Apple’s 2026 hardware calendar is already being described as crowded, and the latest talk centers on a fresh wave of Macs and displays that could show up sooner than many expected. The company has already unveiled a second-generation AirTag, but attention is now shifting to what may be next on the Mac side.
In Mark Gurman’s Power On newsletter for Bloomberg, he points to three Mac-related launches that appear to be approaching: updated MacBook Pro models with M5 Pro and M5 Max chips, a new M5 MacBook Air, and a second-generation Studio Display. Gurman suggests Apple could either stage an event or roll these out individually during a focused release period, though no approach is confirmed.
The timing Gurman outlines ties the M5 Pro and M5 Max MacBook Pro models to the macOS 26.3 release cycle. He notes that this update is expected within the next couple of weeks and that the laptops could arrive anytime between February and March, even if that’s slightly later than Apple’s typical rhythm for “x.3” software releases.
Another factor fueling the sense of an imminent change is availability. The report describes it as difficult to find M4 Pro or M4 Max MacBook Pro configurations in stores and online, a pattern often interpreted as a supply transition. New shipments, as described, indicate some existing configurations may not arrive until late February or early March, which would overlap with the proposed window for the newer models.

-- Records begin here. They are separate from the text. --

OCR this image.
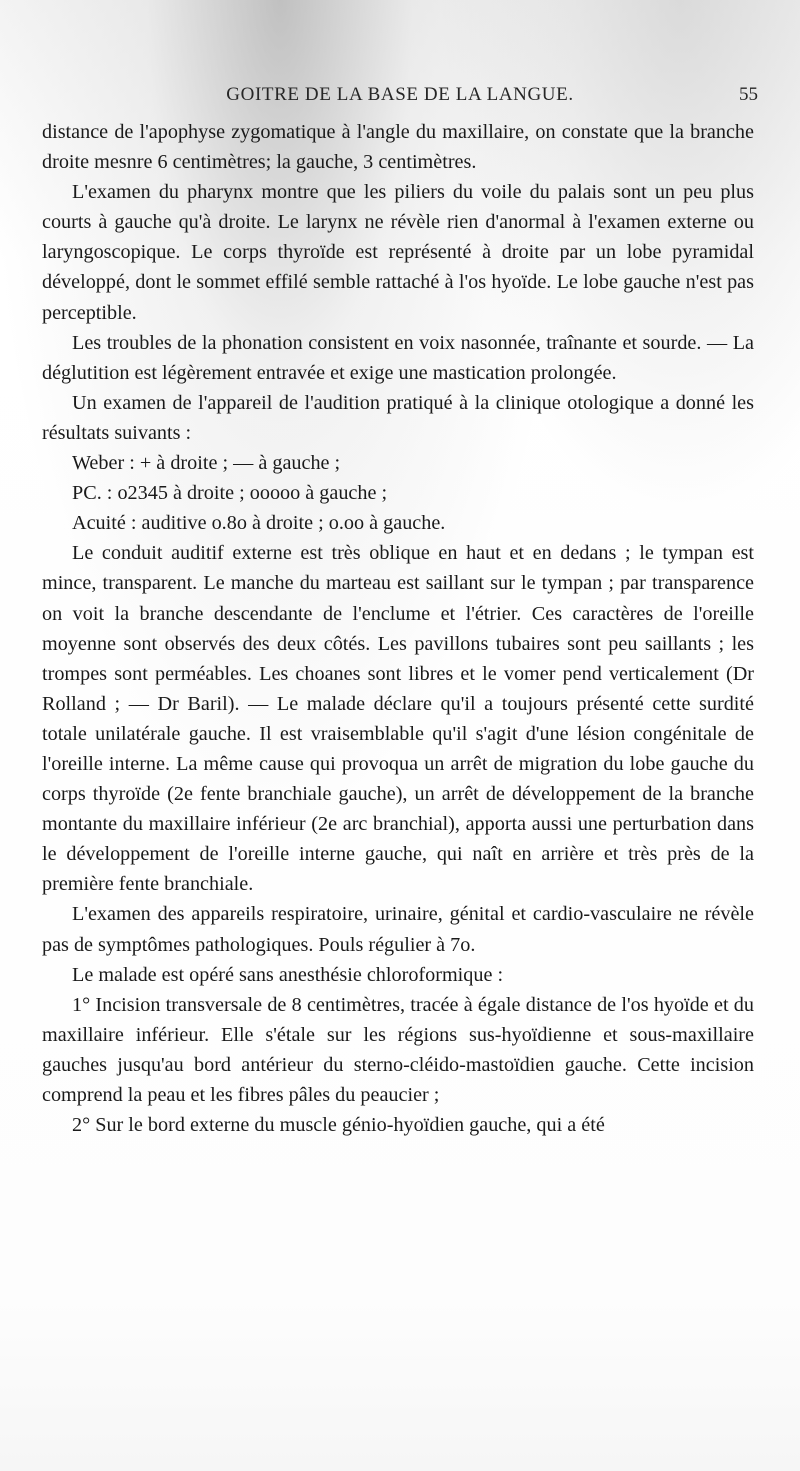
GOITRE DE LA BASE DE LA LANGUE.	55

distance de l'apophyse zygomatique à l'angle du maxillaire, on constate que la branche droite mesnre 6 centimètres; la gauche, 3 centimètres.

L'examen du pharynx montre que les piliers du voile du palais sont un peu plus courts à gauche qu'à droite. Le larynx ne révèle rien d'anormal à l'examen externe ou laryngoscopique. Le corps thyroïde est représenté à droite par un lobe pyramidal développé, dont le sommet effilé semble rattaché à l'os hyoïde. Le lobe gauche n'est pas perceptible.

Les troubles de la phonation consistent en voix nasonnée, traînante et sourde. — La déglutition est légèrement entravée et exige une mastication prolongée.

Un examen de l'appareil de l'audition pratiqué à la clinique otologique a donné les résultats suivants :

Weber : + à droite ; — à gauche ;

PC. : o2345 à droite ; ooooo à gauche ;

Acuité : auditive o.8o à droite ; o.oo à gauche.

Le conduit auditif externe est très oblique en haut et en dedans ; le tympan est mince, transparent. Le manche du marteau est saillant sur le tympan ; par transparence on voit la branche descendante de l'enclume et l'étrier. Ces caractères de l'oreille moyenne sont observés des deux côtés. Les pavillons tubaires sont peu saillants ; les trompes sont perméables. Les choanes sont libres et le vomer pend verticalement (Dr Rolland ; — Dr Baril). — Le malade déclare qu'il a toujours présenté cette surdité totale unilatérale gauche. Il est vraisemblable qu'il s'agit d'une lésion congénitale de l'oreille interne. La même cause qui provoqua un arrêt de migration du lobe gauche du corps thyroïde (2e fente branchiale gauche), un arrêt de développement de la branche montante du maxillaire inférieur (2e arc branchial), apporta aussi une perturbation dans le développement de l'oreille interne gauche, qui naît en arrière et très près de la première fente branchiale.

L'examen des appareils respiratoire, urinaire, génital et cardio-vasculaire ne révèle pas de symptômes pathologiques. Pouls régulier à 7o.

Le malade est opéré sans anesthésie chloroformique :

1° Incision transversale de 8 centimètres, tracée à égale distance de l'os hyoïde et du maxillaire inférieur. Elle s'étale sur les régions sus-hyoïdienne et sous-maxillaire gauches jusqu'au bord antérieur du sterno-cléido-mastoïdien gauche. Cette incision comprend la peau et les fibres pâles du peaucier ;

2° Sur le bord externe du muscle génio-hyoïdien gauche, qui a été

On hardware direction, the expectation presented here is evolutionary rather than visual. Gurman does not anticipate an exterior redesign for the M5 Pro and M5 Max MacBook Pro, framing the focus instead on GPU and AI-related gains. The provided information claims Apple has added Neural Accelerators for each GPU core with the M5 generation, with the higher-end Pro and Max variants expected to extend those improvements through more CPU, GPU, and Neural Engine cores, plus additional RAM support.
The MacBook Air is described as a different kind of decision point. Gurman characterizes the M5 chip as not far off for that lineup, even with M4 models widely available. The argument made in the provided reporting is straightforward: for users still on Intel-era Macs or early Apple silicon models like M1, an M5 MacBook Air could represent a meaningful jump, especially with Apple’s recent baseline of at least 16GB of RAM and 256GB of storage.
The same sense of supply pressure appears around Apple’s Studio Display. Gurman says inventory looks tight and that current orders may not ship before late February or early March. Separately, Macworld reports Apple is preparing a more substantial Studio Display upgrade, including a variable refresh rate up to 120Hz, HDR support, and a shift from an LCD panel to Mini LED. The report also claims an A19 processor could replace the A13 chip inside the display, a detail that raises its own questions about what features Apple might be planning to support.
Taken together, the picture is of an Apple year that may unfold in waves, with early attention on performance-focused Mac updates and a display refresh, and additional high-end Mac hardware still expected later in 2026. For now, the most practical takeaway is that the market is watching Apple’s supply signals closely, waiting to see whether they really do line up with new product boxes arriving next.